Customers’ bills to rise accordingly

It took just a little over 3 minutes on April 11 for the majority of the Sarasota County commissioners to approve the implementation of the Florida Public Service Commission’s 2023 price index for Sarasota County’s water and wastewater utilities.

The vote was 3-1, with Commissioner Mike Moran in the minority. Moran did not offer any comments prior to the vote.

The 2023 index is 7.07%, Mike Mylett, director of the Public Utilities Department, reminded the board members.

The 2022 price index was 4.53%, a county staff memo noted.

“As provided in the [County Code of Ordinances], not less than ten days before a customer begins consumption at the adjusted rates, the franchised utility shall notify each of its customers, by first-class U.S. mail, of the increase authorized and explain the reasons for the increase in writing,” the memo pointed out.

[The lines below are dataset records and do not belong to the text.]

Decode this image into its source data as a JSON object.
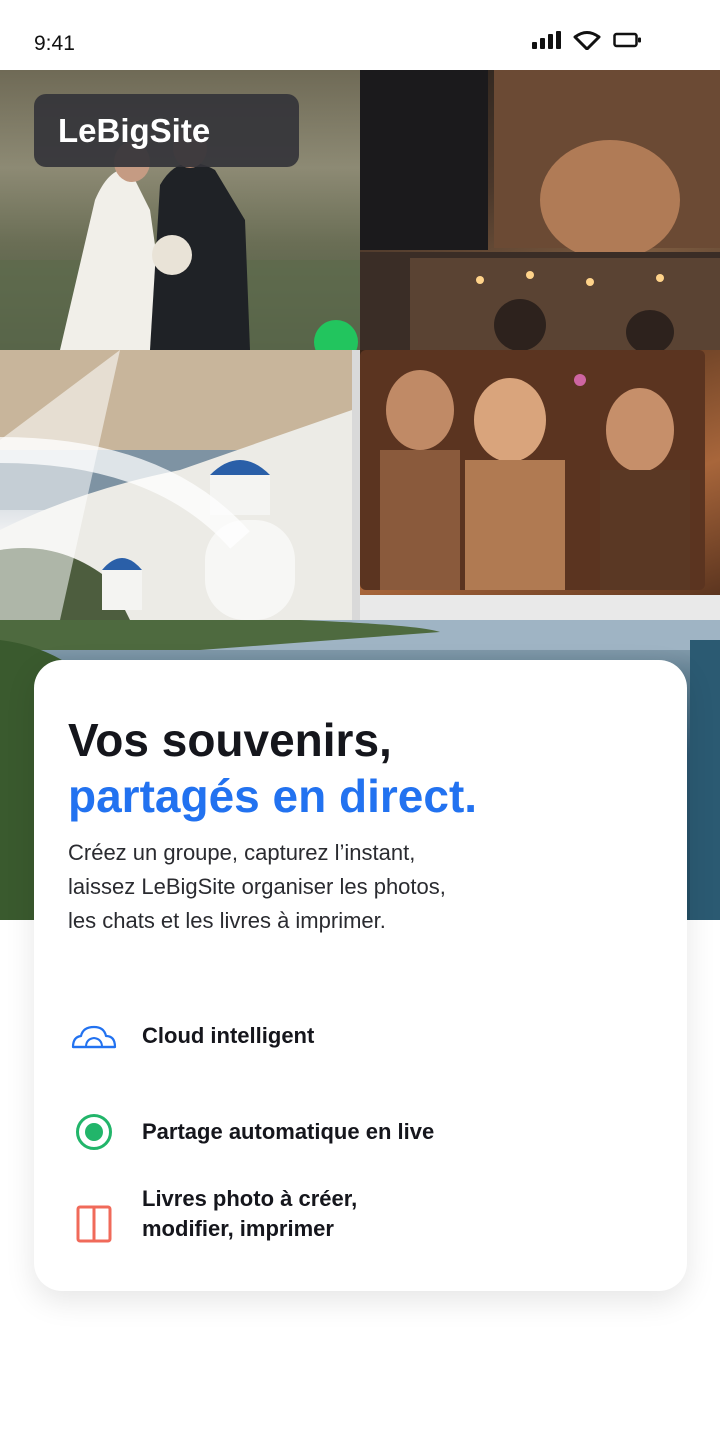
{
  "status_bar": {
    "time": "9:41"
  },
  "brand": {
    "name": "LeBigSite"
  },
  "hero": {
    "headline": "Vos souvenirs,",
    "headline_accent": "partagés en direct.",
    "description": "Créez un groupe, capturez l’instant, laissez LeBigSite organiser les photos, les chats et les livres à imprimer."
  },
  "features": [
    {
      "label": "Cloud intelligent",
      "icon": "cloud-icon",
      "color": "#2272f0"
    },
    {
      "label": "Partage automatique en live",
      "icon": "live-dot-icon",
      "color": "#22b56a"
    },
    {
      "label_line1": "Livres photo à créer,",
      "label_line2": "modifier, imprimer",
      "icon": "book-icon",
      "color": "#f06a5a"
    }
  ],
  "colors": {
    "accent": "#2272f0",
    "text": "#15161c",
    "badge_bg": "#34343a"
  }
}
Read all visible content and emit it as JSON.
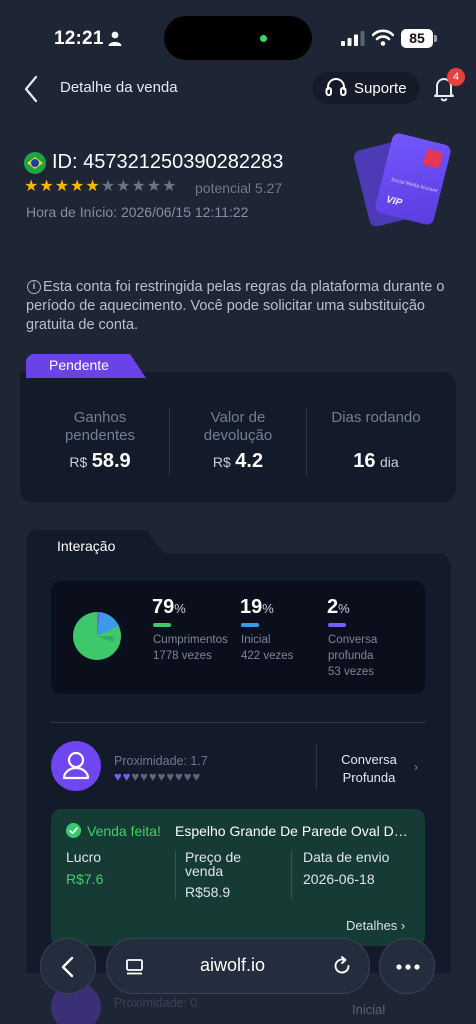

During their March 22 budget workshop, Mylett made a presentation to the commissioners about the need to maintain higher customer utility rates to help the county pay off bonds that have been, and will be, issued to fund the conversion of the county’s three major wastewater facilities to Advanced Wastewater Treatment (AWT) status. That switch dramatically reduces the amount of nitrogen in the treated wastewater, which results in cleaner water quality in Sarasota Bay, Mylett has noted.

Red tide researchers have pointed to nitrogen as the primary food for the red tide algae, Karenia brevis.

A chart that Mylett showed the commissioners in May 2019 said that the Bee Ridge Water Reclamation Facility (WRF) on Lorraine Road outside Sarasota produces 238,000 pounds of nitrogen each year, which ends up in area waterways. The AWT conversion will lower that to 38,000 pounds a year, Mylett’s slide said.

The AWT conversion already is underway at the Bee Ridge facility, with the next project to involve the Venice Gardens WRF. The Central County WRF on Palmer Ranch will be the last of the facilities to undergo the change.

During the March budget workshop, Mylett also noted his department’s efforts to deal with rising costs, including the prices of chemicals. He added that the Public Utilities Department would be paying an extra $600,000 to Florida Power & Light Co. this year because that company had implemented a 10% rate hike.

A slide Mylett presented the commissioners on April 11 explained that the goal of creating the price index, in 1981, was to “ensure that inflationary pressures are not detrimental to utility owners and that any possible deflationary pressures are not adverse to customers.”

The county staff memo included in the April 11 agenda packet noted that, on Sept. 21, 2016, the commissioners seated at that time adopted an ordinance that required them and future boards “to adopt a price index equivalent to the price index established annually by the Florida Public Service Commission for water and wastewater utilities. The price index allows franchised utilities to implement an increase in rates based on the application of the price index on operating expenses.”

Further, that memo pointed out that, since the adoption of the ordinance, the commissioners had cast unanimous votes in favor of implementing the price index. The first vote was in 2017.